Print matching fields (if they exist) from two text files

Hi everyone,
Given two files (test1 and test2) with the following contents:
test1:

80263760,I71
80267369,M44
80274628,L77
80276793,I32
80277390,K05
80277391,I06
80279206,I43
80279859,K37
80279866,K35
80279867,J16
80280346,I14

and test2:

80263760,PT18
80279867,PT01

I need to do some kind of join to obtain this result:

80263760,PT18
80267369,M44
80274628,L77
80276793,I32
80277390,K05
80277391,I06
80279206,I43
80279859,K37
80279866,K35
80279867,PT01
80280346,I14

In short:

  1. Join on 1st field of both files.
  2. If a value in field #1 exists in test2, replace field #2 in test1 with field #2 in test2.
  3. Else, leave field #2 in test1 intact.

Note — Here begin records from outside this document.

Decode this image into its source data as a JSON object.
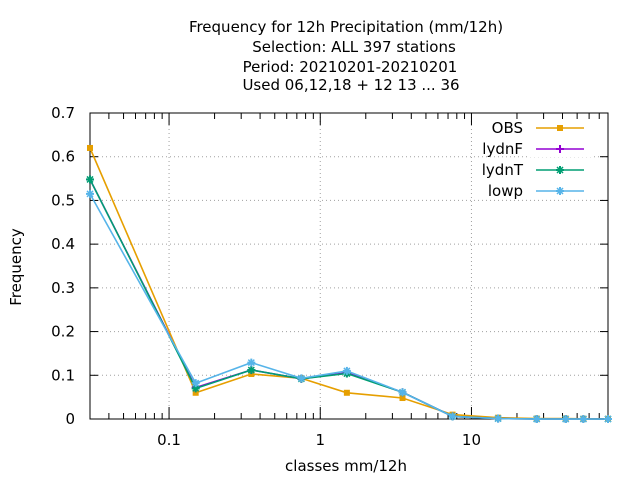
{
  "chart_data": {
    "type": "line",
    "title_lines": [
      "Frequency  for 12h Precipitation (mm/12h)",
      "Selection: ALL    397 stations",
      "Period: 20210201-20210201",
      "Used  06,12,18  + 12 13 ... 36"
    ],
    "xlabel": "classes mm/12h",
    "ylabel": "Frequency",
    "x_scale": "log",
    "xlim": [
      0.03,
      80
    ],
    "ylim": [
      0,
      0.7
    ],
    "x_tick_labels": [
      {
        "value": 0.1,
        "label": "0.1"
      },
      {
        "value": 1,
        "label": "1"
      },
      {
        "value": 10,
        "label": "10"
      }
    ],
    "y_tick_labels": [
      {
        "value": 0,
        "label": "0"
      },
      {
        "value": 0.1,
        "label": "0.1"
      },
      {
        "value": 0.2,
        "label": "0.2"
      },
      {
        "value": 0.3,
        "label": "0.3"
      },
      {
        "value": 0.4,
        "label": "0.4"
      },
      {
        "value": 0.5,
        "label": "0.5"
      },
      {
        "value": 0.6,
        "label": "0.6"
      },
      {
        "value": 0.7,
        "label": "0.7"
      }
    ],
    "grid": true,
    "legend_position": "top-right",
    "x": [
      0.03,
      0.15,
      0.35,
      0.75,
      1.5,
      3.5,
      7.5,
      15,
      27,
      42,
      55,
      80
    ],
    "series": [
      {
        "name": "OBS",
        "color": "#e69f00",
        "marker": "square",
        "values": [
          0.62,
          0.06,
          0.103,
          0.093,
          0.06,
          0.048,
          0.01,
          0.003,
          0.001,
          0.001,
          0.0005,
          0.0005
        ]
      },
      {
        "name": "lydnF",
        "color": "#9400d3",
        "marker": "plus",
        "values": [
          0.548,
          0.072,
          0.112,
          0.092,
          0.106,
          0.061,
          0.006,
          0.001,
          0.0,
          0.0,
          0.0,
          0.0
        ]
      },
      {
        "name": "lydnT",
        "color": "#009e73",
        "marker": "star",
        "values": [
          0.548,
          0.07,
          0.112,
          0.092,
          0.104,
          0.061,
          0.006,
          0.001,
          0.0,
          0.0,
          0.0,
          0.0
        ]
      },
      {
        "name": "lowp",
        "color": "#56b4e9",
        "marker": "star",
        "values": [
          0.515,
          0.082,
          0.129,
          0.093,
          0.11,
          0.061,
          0.006,
          0.001,
          0.0,
          0.0,
          0.0,
          0.0
        ]
      }
    ]
  }
}
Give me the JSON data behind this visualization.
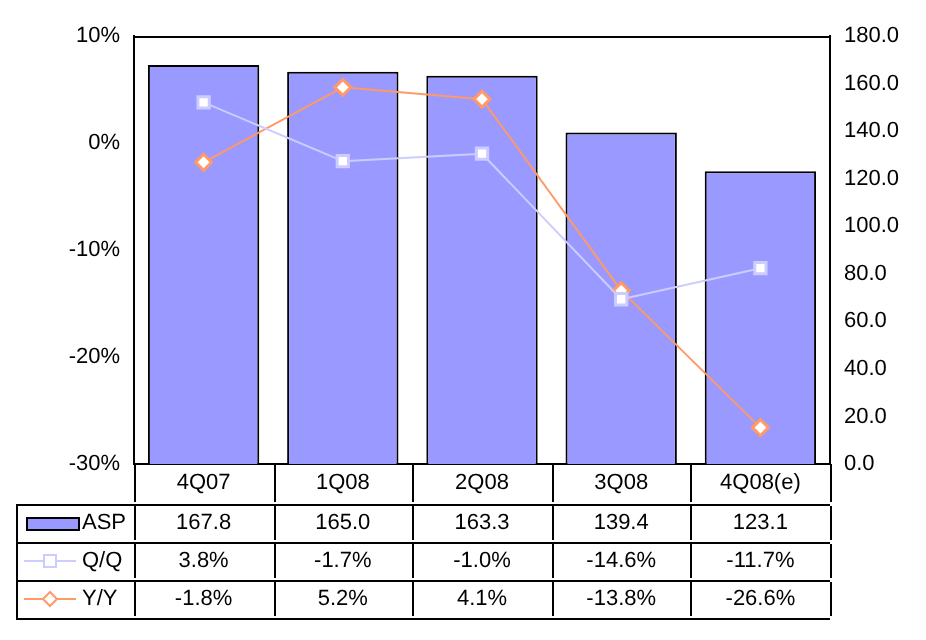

I tried with the following join command:

join -t, -1 1 -2 1 -o 1.1 2.2 -a 1 -a 2 test1 test2

but it only complies with requirement 2 above and leaves non-matching fields empty:

80263760,PT18
80267369,
80274628,
80276793,
80277390,
80277391,
80279206,
80279859,
80279866,
80279867,PT01
80280346,

Any ideas will be more than welcome.
Thanks in advance.

1 Like

A standard way to solve this (you will find many examples on these forums) is this awk construct, so give that a try:

awk 'NR==FNR{A[$1]=$2; next} $1 in A{$2=A[$1]}1' FS=, OFS=, test2 test1
1 Like

Yes: works as designed. :wink:

The join -command follows your orders to include non-matched lines (the "-a") and therefore you see these lines in the output. Depending on what exactly you want leave out "-a 1" or "-a 2" or both. Add a "1.2" to your output rules as fallback.

I hope this helps.

bakunin

2 Likes

Thank you guys for your answers! I was able to solve my problem using your suggestions.